A gene found only in Homo sapiens, but not in chimps or Neanderthals, must have evolved recently and is therefore solely part of Modern Man’s genetic heritage. Genes that we share with Neanderthals, but not with chimps, will also have played a part in human evolution, but at an earlier stage, before we diverged from our extinct cousins.
“For all the differences we know of between humans and chimps, we will be able to ask: is that a recent change in the human lineage after the separation from Neanderthals, or is it an older one?” said Svante Pääbo, of the Max Planck Institute in Leipzig, Germany, who led the research.
“We can look for evidence of positive selection in language genes after the separation from Neanderthals, and ask which are the biological reasons that made us different from our ancestors.”
Henry Gee, senior editor of Nature, which published Dr Pääbo’s research, said: “We can get a good idea of which changes are unique to humans and which are common to wider human lineages.”
Small amounts of Neanderthal DNA have been sequenced before but Dr Pääbo’s group used new technology to sequence a million Neanderthal DNA base pairs — about 0.03 per cent of the total — taken from a 38,000-year-old fossil found in Croatia, according to reports in Nature.

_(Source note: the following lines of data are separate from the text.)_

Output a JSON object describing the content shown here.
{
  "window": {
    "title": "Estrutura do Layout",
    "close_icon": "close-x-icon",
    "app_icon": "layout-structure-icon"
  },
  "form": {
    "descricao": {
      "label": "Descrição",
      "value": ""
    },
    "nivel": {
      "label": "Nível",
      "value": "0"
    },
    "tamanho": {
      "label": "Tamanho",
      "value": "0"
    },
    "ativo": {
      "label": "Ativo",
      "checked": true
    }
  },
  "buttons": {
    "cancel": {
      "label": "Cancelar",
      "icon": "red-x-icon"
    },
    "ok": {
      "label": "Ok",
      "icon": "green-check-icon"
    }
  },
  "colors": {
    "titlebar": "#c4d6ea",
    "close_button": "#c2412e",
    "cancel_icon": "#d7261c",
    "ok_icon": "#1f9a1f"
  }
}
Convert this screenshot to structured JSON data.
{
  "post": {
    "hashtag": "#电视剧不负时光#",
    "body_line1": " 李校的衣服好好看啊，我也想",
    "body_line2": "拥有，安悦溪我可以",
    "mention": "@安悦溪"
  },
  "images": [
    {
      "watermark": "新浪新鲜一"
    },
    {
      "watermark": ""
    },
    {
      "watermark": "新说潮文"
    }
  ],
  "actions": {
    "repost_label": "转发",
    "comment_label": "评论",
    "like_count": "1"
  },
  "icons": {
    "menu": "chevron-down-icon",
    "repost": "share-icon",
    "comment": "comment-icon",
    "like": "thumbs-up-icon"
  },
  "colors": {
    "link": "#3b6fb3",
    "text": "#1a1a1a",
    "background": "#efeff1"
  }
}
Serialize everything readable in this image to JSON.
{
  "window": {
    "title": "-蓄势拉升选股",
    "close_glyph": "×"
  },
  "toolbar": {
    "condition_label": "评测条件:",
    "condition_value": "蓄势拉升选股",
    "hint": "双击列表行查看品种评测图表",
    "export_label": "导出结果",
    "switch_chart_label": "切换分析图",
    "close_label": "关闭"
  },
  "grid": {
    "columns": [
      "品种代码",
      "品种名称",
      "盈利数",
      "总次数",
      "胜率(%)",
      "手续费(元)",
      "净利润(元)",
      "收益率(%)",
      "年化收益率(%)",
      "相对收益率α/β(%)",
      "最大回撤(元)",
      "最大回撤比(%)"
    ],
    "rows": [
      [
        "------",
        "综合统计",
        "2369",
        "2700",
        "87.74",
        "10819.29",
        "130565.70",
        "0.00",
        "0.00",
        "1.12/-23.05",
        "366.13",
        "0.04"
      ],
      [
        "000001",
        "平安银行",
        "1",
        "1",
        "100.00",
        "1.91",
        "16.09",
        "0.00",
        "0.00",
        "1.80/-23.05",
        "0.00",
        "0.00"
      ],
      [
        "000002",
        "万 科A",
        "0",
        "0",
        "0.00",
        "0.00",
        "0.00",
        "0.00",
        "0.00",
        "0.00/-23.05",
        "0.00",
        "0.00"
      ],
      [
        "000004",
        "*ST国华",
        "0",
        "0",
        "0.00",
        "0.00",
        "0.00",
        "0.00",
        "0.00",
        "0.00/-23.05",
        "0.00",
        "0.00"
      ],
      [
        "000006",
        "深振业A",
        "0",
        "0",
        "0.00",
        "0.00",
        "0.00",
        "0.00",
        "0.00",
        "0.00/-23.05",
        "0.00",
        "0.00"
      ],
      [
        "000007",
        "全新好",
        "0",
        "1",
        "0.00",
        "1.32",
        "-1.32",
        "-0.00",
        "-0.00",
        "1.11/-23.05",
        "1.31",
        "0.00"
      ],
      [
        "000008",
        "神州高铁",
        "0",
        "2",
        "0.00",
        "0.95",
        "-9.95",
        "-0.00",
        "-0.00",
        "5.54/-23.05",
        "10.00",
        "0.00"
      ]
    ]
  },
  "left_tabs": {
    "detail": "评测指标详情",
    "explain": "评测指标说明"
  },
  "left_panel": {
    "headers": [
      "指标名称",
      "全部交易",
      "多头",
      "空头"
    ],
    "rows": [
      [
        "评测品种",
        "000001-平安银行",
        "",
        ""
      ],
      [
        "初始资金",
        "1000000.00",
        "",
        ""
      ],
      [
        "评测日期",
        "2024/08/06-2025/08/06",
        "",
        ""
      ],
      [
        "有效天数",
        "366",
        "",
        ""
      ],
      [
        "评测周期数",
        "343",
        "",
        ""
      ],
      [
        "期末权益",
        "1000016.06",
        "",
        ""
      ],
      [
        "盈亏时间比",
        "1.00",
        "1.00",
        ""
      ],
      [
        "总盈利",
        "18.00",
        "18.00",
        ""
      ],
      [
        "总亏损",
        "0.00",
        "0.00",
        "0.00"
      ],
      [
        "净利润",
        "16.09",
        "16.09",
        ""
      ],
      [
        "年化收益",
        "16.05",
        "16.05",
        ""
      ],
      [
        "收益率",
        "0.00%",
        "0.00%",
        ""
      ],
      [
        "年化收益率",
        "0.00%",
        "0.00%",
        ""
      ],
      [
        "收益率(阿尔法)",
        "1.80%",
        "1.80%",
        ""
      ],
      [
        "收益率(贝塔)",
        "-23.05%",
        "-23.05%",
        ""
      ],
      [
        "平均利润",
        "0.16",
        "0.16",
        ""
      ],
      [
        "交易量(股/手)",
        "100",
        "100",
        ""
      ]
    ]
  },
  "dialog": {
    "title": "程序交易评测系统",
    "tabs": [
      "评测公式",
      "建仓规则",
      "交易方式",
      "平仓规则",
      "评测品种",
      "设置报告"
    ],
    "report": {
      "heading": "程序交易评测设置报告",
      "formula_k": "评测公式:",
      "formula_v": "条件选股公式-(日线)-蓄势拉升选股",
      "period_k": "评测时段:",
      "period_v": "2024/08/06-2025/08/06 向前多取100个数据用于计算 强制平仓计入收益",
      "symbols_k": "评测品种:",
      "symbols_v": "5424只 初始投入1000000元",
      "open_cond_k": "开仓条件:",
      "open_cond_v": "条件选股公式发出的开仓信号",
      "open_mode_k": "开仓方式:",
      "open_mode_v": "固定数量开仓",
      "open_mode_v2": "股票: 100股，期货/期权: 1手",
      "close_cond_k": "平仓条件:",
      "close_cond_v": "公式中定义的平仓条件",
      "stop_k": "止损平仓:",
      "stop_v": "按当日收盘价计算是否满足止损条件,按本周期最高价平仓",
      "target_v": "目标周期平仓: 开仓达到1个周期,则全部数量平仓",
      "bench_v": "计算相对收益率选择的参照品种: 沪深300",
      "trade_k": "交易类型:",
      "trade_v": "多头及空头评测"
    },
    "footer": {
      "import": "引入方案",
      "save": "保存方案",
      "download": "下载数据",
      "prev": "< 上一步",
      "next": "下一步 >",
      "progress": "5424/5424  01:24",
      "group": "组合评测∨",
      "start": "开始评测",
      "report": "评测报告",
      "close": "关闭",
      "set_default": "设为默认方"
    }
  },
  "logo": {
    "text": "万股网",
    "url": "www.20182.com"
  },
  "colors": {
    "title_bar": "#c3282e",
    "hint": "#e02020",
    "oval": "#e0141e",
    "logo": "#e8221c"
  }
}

A second team, led by Edward Rubin, of the US Lawrence Berkeley National Laboratory, in California, has used a different method to sequence 69,000 base pairs from the same fossil. Its results are published in the journal Science.
The same specimen was used for both studies as it is the only one available that has not been seriously contaminated by human and bacterial DNA.
Dr Rubin said that the work was tantamount to resurrecting Neanderthal Man for science. “We are never going to be able to bring it back to life, but we are going to be able to compare its genome to the human genome,” he said.
With so little of the Neanderthal genome covered so far, neither team has yet hit on a gene that is significantly different from those found in humans. The work has, however, confirmed smaller genetic studies which suggested that humans and Neanderthals never interbred on a significant scale.
“Our data cannot absolutely exclude it, but we see no evidence that pages are being ripped off one genome and being pasted into the other,” Dr Rubin said.
Dr Pääbo’s research dates the evolutionary split between humans and Neanderthals to between 465,000 and 569,000 years ago, with a best guess of 516,000 years ago. Dr Rubin’s estimates are 120,000 years ago to 670,000 years ago, with a best guess of 370,000 years ago.
Professor Chris Stringer, head of human origins at the Natural History Museum, London, said that the achievement promised to transform understanding of Neanderthal biology and human evolution. It would be particularly interesting to look for the microcephalin gene, a contributor to the form of the brain, in Neanderthals as it had been suggested that this was introduced to Homo sapiens quite recently, perhaps through interbreeding with Neanderthals.